While talking to a friend of mine I mention to her, “I am writing an article on bats in Mumbai.” She says, “Ewww! Bats? I hate bats.” During my talks with school students on these flying mammals when I ask them how many of them hate bats almost 90% of the class say yes.
A bat is a very mysterious animal which inspires feelings of fear, aversion and loathing as creatures of the night. So much is the effect of these creatures that we even have a comic character named after them – BATMAN, portraying a fearsome superhero fighting crime. The reason for this could be that for many centuries bats have been associated with evil forces and still suffer from superstitions and prejudices. Many cultures all over the globe consider bats as ill omens and signs of bad luck.

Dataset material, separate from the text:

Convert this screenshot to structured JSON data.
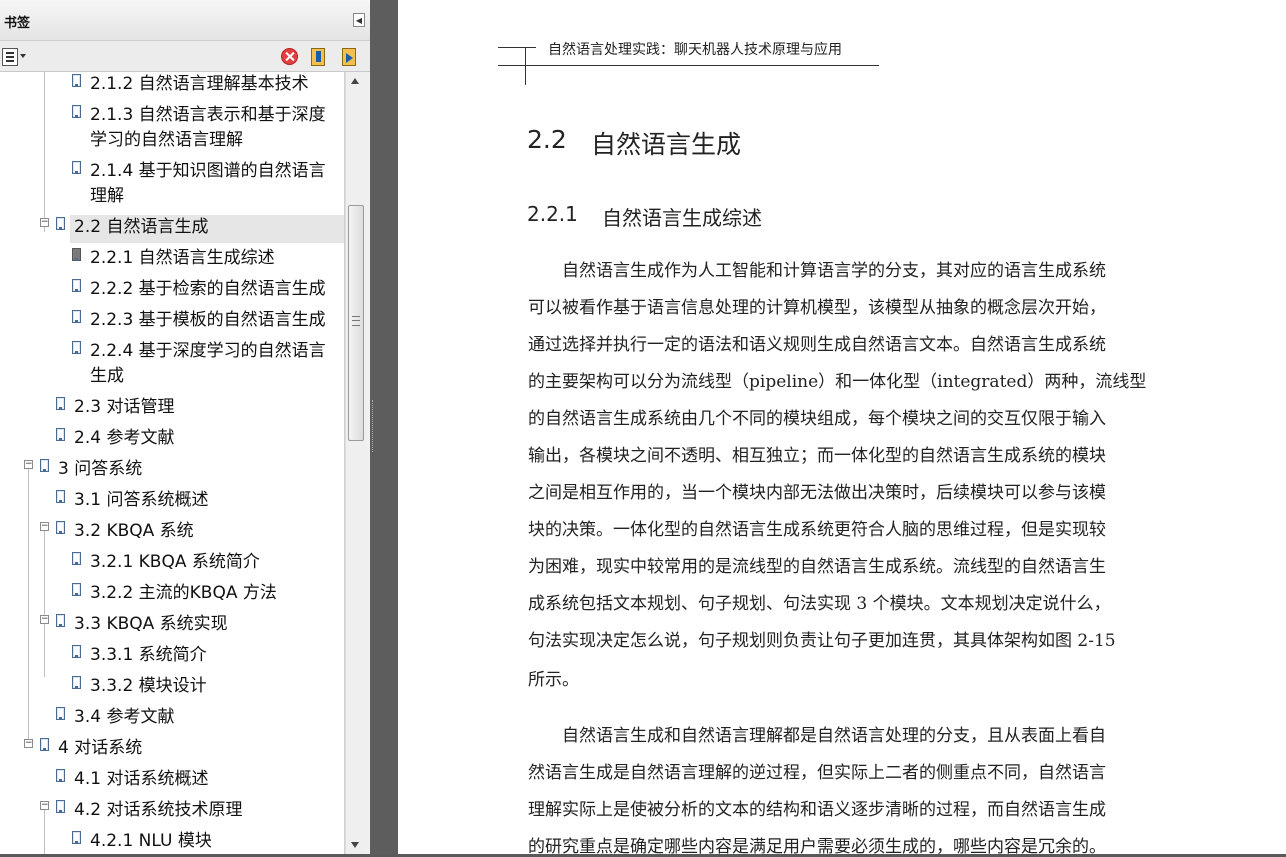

All these have not lead to the bat as an animal getting any particular sympathy and instead they have been persecuted by humans.
In a city like Mumbai, on the rapid road to development finding bats can be considered a rarity. However, bats are still existent in the city although their numbers are dwindling. There are 119 species of bats found in India out of which, 8 species of bats are found in the Mumbai region. The Indian Fruit bat, also called the Indian Flying fox, the largest bat found in the city is most abundant. Besides the fruit bats we also have other species of insectivorous bats in the city.
These bats are mostly found roosting on big old trees; however they can also be found in many old structures such as houses, caves and temples. In Mumbai, you can see them in the area around Five Gardens, around the Chhatrapati Shivaji Maharaj Vastu Sangrahalaya in Kalaghoda and many other places in the city with large trees which acts like roosts for bats.
Bats feed on a variety of fruits and insects. Thus they acts as important seed dispersers and pest controllers, feeding on insects like mosquitoes. Road construction, housing projects and felling of trees are threatening bats in our city. Habitat destruction is a major threat to bats as people living around bat colonies consider them to be a bad omen. Trees in which bats live are hacked and caves are fumigated so that the bats leave them. Contrary to popular notion, bats do not feed on human blood and only bite when they feel threatened.
Can we save these furry, leathery winged creatures from the dangers they face in our city? Yes, we can. The biggest threat that they face is our perception of bats. Creating awareness amongst the citizens about bats, how important they are to our fragile ecosystem and how they mean us no harm can go a long way in conserving them.